Measurement is a significant part of performance improvement in all types of companies because it allows tracking progress on strategy implementation. True Coop Community Bank’s current strategy is to balance profits and growth, provide high-quality service, and acquire a larger customer base. The application of this strategy requires linking it with operational outcomes. The balanced scorecard is a system for strategic planning and management that helps to communicate business objectives across the company, align daily work with long-term strategic goals, and measure the company’s progress over time. The measures included in the balanced scorecard target various areas of business functioning, thus ensuring a comprehensive view of performance.
To categorize the measures into the four BSC perspectives, it is crucial to understand the relationship between different outcomes. Table 1 shows the measures used by True Coop Community Bank, divided into four perspectives: financial, customer, internal business, and learning and growth. Financial measures to be used for True Coop Community Bank are outstanding loan balances, deposit balances, and non-interest income.
These measures represent the financial performance of the bank because they reflect its profitability and stability. For example, a growth in deposit balances means that more customers choose to trust the bank with their funds, whereas outstanding loan balances are essential for interest-related income. Non-interest income growth is also crucial to TCCB because it represents the income learned from service fees and the bank’s products. Growing non-interest income would mean that the company is moving in the right direction with its current strategy. Thus, each of the three financial measures aligns with the bank’s strategy since they reflect profits and resources that could impact earnings in the future.
Table 1. BSC Perspectives and Measures.
With regard to customer measures, TCCB can utilize a variety of indicators as part of the BSC. These include the number of products per customer, the number of new customers, new loans created, new accounts, customer satisfaction, and customer retention. Each of these measures contributes to TCCB’s strategy implementation in terms of increasing customer base and providing high-quality service. The number of products per customer, customer satisfaction, and customer retention show whether or not customers see value in being clients of TCCB, and ensuring high performance in these aspects helps to improve the customer base. Measures relating to new customers, such as the number of new customers, new loans created, and new accounts, reflect the attractiveness of the bank to new clients and its growth in the market.

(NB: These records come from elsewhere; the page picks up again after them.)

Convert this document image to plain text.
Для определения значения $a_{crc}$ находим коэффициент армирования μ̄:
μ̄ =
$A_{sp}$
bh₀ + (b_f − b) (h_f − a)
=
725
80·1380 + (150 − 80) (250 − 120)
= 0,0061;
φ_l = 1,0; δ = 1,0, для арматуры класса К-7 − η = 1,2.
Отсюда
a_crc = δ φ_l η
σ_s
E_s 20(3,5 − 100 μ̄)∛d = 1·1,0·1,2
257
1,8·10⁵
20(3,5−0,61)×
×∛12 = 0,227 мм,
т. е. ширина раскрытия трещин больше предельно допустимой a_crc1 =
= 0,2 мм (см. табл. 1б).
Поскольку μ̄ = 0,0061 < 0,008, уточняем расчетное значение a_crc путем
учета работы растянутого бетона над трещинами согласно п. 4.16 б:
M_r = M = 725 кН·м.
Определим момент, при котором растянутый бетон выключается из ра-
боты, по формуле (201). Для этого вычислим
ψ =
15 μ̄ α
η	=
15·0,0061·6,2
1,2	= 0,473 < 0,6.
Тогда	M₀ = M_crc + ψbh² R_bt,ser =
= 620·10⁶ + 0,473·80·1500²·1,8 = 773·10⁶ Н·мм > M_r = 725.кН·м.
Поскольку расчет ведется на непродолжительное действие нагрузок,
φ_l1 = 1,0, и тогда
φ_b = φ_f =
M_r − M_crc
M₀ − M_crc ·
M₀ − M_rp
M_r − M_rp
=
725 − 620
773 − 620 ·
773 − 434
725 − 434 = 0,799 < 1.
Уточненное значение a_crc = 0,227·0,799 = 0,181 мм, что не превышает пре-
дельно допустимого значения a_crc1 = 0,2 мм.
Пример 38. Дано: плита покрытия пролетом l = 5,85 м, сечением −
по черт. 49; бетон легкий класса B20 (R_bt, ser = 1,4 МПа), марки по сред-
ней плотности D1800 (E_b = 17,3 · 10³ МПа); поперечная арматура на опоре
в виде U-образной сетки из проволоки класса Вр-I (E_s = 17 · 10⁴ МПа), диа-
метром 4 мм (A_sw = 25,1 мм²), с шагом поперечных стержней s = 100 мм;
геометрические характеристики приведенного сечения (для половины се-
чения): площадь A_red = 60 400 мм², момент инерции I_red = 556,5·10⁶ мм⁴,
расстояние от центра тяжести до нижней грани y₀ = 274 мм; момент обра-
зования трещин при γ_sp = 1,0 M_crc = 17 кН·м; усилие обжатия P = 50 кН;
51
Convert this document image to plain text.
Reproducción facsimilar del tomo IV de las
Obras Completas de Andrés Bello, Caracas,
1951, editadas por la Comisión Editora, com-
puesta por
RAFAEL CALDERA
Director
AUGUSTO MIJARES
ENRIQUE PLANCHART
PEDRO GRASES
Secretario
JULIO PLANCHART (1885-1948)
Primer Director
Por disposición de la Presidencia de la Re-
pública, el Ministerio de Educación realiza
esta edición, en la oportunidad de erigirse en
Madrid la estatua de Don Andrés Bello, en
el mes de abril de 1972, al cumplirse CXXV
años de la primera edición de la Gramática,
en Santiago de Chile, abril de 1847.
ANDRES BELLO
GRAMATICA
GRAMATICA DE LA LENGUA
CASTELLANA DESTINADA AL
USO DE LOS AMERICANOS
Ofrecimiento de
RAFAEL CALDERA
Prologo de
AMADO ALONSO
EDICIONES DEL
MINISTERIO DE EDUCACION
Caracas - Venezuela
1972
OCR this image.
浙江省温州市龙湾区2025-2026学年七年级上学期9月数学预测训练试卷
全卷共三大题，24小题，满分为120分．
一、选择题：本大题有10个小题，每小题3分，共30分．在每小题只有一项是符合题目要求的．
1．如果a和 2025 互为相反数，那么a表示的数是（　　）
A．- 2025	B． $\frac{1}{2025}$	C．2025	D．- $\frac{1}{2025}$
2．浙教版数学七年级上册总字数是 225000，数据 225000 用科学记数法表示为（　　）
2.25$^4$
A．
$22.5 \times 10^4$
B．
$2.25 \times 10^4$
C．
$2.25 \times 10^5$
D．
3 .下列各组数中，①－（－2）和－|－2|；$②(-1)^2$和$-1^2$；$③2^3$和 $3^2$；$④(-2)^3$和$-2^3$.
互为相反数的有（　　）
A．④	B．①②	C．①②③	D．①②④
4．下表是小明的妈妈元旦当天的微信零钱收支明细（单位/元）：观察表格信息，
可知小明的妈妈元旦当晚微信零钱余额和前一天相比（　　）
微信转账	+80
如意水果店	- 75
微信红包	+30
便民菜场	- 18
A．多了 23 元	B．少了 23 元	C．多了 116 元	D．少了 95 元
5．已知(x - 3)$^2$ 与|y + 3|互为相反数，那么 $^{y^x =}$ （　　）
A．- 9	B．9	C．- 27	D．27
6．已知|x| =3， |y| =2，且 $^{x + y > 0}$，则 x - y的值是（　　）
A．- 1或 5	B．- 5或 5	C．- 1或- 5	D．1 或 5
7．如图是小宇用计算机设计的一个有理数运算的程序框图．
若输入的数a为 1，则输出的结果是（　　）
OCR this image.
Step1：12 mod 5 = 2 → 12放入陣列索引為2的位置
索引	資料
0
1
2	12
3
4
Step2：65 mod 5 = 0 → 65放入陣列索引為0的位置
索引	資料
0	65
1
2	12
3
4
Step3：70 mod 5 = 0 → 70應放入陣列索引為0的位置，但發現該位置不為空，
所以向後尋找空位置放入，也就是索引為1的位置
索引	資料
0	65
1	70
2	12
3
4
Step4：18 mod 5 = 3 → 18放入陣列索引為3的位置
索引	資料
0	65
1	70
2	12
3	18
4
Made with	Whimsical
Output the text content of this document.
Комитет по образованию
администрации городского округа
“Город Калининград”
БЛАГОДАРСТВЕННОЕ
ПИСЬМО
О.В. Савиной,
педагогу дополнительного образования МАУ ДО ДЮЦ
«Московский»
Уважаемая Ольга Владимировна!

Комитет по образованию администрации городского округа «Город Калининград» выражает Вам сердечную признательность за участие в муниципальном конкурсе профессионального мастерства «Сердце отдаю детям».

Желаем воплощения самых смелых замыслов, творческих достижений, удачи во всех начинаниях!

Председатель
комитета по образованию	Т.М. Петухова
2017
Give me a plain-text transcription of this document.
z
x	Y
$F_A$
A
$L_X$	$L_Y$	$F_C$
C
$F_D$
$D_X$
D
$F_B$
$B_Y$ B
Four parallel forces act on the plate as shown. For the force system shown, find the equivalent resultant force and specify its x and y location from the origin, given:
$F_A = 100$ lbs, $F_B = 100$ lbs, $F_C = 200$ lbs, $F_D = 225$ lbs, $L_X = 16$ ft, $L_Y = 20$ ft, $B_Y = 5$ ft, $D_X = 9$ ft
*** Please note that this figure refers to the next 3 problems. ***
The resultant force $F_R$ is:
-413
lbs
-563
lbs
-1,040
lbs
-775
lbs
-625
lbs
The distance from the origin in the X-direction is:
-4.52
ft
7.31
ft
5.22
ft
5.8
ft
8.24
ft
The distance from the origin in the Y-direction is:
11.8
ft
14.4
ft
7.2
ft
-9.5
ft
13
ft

Internal business measures can be seen as facilitators that help companies to achieve the target financial and customer indicators. In the present case, relevant internal measures include processes that contribute to customer retention and new customer acquisition, as well as to the utilization of TCCB’s products by customers. Thus, sales calls to potential customers, thank-you calls or cards to customers, new product introductions, cross-sells, and referrals. Sales calls to potential customers and new product introductions can attract new clients to the bank, whereas thank-you calls and cards help to form lasting relationships and retain them. Cross-sells and referrals, in turn, relate to the utilization of the bank’s services. Thus, these internal business measures relate to the strategy by influencing customer indicators.
Finally, learning and growth activities facilitate excellence in internal business activities and allow growing indicators from the previous group. Here, employee training hours are crucial to provide excellent service and increase product utilization by customers. Employee turnover is also essential since it affects employees’ level of experience with the bank and its products. Finally, employee satisfaction makes employees more motivated and committed to achieving internal business goals. In this way, there are evident links between the BSC measures and TCCB’s strategy, as well as between different categories of measures.
Cause-and-effect chains help to present these relationships in an easy-to-understand form. Figure 1 shows how employee satisfaction impacts TCCB’s financial results. When employee satisfaction grows, employees score higher on motivation, morale, and commitment. This makes them more active in their daily work, thus increasing the number of sales calls, cross-sells, and referrals. As a result, potential and existing customers become more aware of TCCB products and services and purchase more of them, thus growing the number of new customers and customer retention rate. Both of these customer indicators contribute to deposit balances, non-interest income, and outstanding loan balances.
Figure 2 shows how these financial indicators are connected to employee turnover. When turnover is low, employees have better product and service knowledge and commitment. This means that they can provide more information to clients and suggest products fitting clients’ needs, thus using a personalized approach. The number of successful sales calls, cross-sells, referrals, and new product introductions grows, increasing the number of new customers, retained customers, and products per customer. Therefore, loan, deposit balance, and non-interest income grow.
Overall, the balanced scorecard offers a helpful method for tracking performance and progress over time. Since the measures are aligned with company strategy, managers can relate daily performance management activities to long-term growth and success. Understanding the relationships between different BSC categories and measures helps to anticipate the effect of various improvement efforts and prioritize the tasks and activities that contribute to the company’s strategy. In TCCB’s case, the balanced scorecard would be useful in balancing various strategic objectives and integrating them in performance measurement and management activities.